Así como me sorprendió cuando mi nutricionista me dijo que dejara de pesarme que era importante que me permitiera comer sin culpa, incluso si era en exceso, así también me sorprendió cuando mi terapeuta me dijo que estuviera en el medio, que no dejara por completo el ajedrez o la pornografía, sino que hiciera las paces con ellos y aprendiera a amarme incondicionalmente en medio de las subidas y bajadas. Eso me causaba especial conflicto, sobre todo con la pornografía, pues la juzgo como algo malo, y siento culpa porque siento que muchas mujeres son abusadas en esa industria. Mi terapeuta reconoció que, por supuesto, no es un hábito saludable, y que podría expandir mi conciencia más rápido si conservara mi energía sexual y la elevara a través de mis chakras, pero me hizo caer en cuenta que, en mi caso, intentarlo (como ya lo había hecho varias veces) sería irme al otro extremo y me daría tan solo una ilusión de sanación. La verdadera sanación, en mi caso, comenzaba por estar en el medio. Así, me enfoqué en disfrutar de la comida, el ajedrez e incluso de la pornografía. Lo primero implicó, por ejemplo, aprender a comer despacio, incluso si sentía que estaba comiendo en exceso, y no compensar momentos de desenfrenos con momentos de ayuno, sino, en cambio, permitirme comer cada día de la manera más sana posible, sin mirar la báscula y sin pensar en lo que había comido el día anterior. En el caso del ajedrez, me permití estudiar y jugar cuando me sentía feliz, y no tanto en aquellos momentos en los que tenía ansiedad, en los que normalmente lo hacía como un escape. Por supuesto, eso me permitió mejorar mucho en ese juego, lo que ahora me da una satisfacción sin culpa. En el último caso, el cambió implicó buscar el tipo más sano de pornografía posible. Encontré, pues, un sitio que me atrevo a recomendar llamado Make love, not porn, en el que nadie es obligado, todas las parejas que aparecen allí disfrutan completamente lo que hacen y la mayoría se aman. No es perfecto, pero precisamente por eso fue perfecto para mí en esa fase de mi proceso.

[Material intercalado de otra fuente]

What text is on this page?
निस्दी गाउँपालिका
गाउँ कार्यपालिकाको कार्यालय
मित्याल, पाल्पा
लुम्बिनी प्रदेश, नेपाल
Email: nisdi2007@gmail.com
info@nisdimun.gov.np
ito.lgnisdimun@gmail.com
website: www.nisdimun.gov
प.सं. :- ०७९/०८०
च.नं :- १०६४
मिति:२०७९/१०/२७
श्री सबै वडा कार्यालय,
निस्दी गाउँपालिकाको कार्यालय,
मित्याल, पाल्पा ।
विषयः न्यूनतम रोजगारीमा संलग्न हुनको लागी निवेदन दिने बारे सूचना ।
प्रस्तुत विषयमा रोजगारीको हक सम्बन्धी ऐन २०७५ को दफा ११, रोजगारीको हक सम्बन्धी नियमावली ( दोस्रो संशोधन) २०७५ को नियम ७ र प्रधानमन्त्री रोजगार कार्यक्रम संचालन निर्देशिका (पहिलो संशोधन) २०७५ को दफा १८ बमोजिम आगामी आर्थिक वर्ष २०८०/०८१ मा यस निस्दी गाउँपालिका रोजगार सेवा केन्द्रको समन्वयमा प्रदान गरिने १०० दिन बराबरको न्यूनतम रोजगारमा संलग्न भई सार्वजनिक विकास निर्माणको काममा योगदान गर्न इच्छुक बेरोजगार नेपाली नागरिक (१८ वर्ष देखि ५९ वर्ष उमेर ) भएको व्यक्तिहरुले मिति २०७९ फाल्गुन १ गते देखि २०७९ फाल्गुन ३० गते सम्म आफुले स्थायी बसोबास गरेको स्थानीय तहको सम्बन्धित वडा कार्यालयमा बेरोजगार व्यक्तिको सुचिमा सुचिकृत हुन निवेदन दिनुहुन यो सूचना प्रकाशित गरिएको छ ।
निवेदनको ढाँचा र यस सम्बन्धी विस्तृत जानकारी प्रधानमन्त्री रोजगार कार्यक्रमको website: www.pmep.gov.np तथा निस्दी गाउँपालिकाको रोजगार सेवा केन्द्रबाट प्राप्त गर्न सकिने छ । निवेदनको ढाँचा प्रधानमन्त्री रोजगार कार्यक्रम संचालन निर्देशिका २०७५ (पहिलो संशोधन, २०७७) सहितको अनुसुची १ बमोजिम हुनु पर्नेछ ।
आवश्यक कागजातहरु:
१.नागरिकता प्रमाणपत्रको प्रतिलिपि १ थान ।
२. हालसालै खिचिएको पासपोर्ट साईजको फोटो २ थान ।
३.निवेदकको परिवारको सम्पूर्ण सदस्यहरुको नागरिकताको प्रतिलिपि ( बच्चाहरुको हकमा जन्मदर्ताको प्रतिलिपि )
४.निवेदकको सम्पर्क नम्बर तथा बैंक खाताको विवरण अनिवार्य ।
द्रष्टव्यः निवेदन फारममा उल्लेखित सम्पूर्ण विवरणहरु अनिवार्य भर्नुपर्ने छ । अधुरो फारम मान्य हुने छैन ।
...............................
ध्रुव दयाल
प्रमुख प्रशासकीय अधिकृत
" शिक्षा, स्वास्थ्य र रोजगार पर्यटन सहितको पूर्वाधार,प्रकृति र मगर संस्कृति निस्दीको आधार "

Entonces empecé a ver cómo mis hábitos comenzaron a transformarse suavemente, sin rigidez, sin ideas de “nunca” o “siempre”. Y recordé la forma como dejé de fumar, que me encanta, porque realmente nunca dejé de fumar, pero en los últimos dos años solo me he fumado dos cigarrillos (no al día, sino en el total de los dos años). Cuando era adolescente, traté de dejar de fumar muchas veces, siempre sin éxito. Era el mismo patrón: meses de represión seguidos por meses de desenfreno (varios paquetes al día). Recuerdo que empecé a sanar mi relación con el cigarrillo cuando comencé a practicar el Sistema Isha y dejé de juzgarme por fumar. Entonces simplemente me dejaron de dar ganar, pero siempre me permití fumar si quería, y es probable que vuelva a hacerlo en el futuro si me vuelven a dar ganas. Fue un proceso gradual y orgánico, en el que nunca me esforcé por dejar ese hábito, sino que simplemente se cayó por sí solo. Así mismo, en los últimos meses mi relación con la comida, la pornografía y el ajedrez se ha ido sanando y estos se han ido yendo suavemente, sin juicios ni culpas.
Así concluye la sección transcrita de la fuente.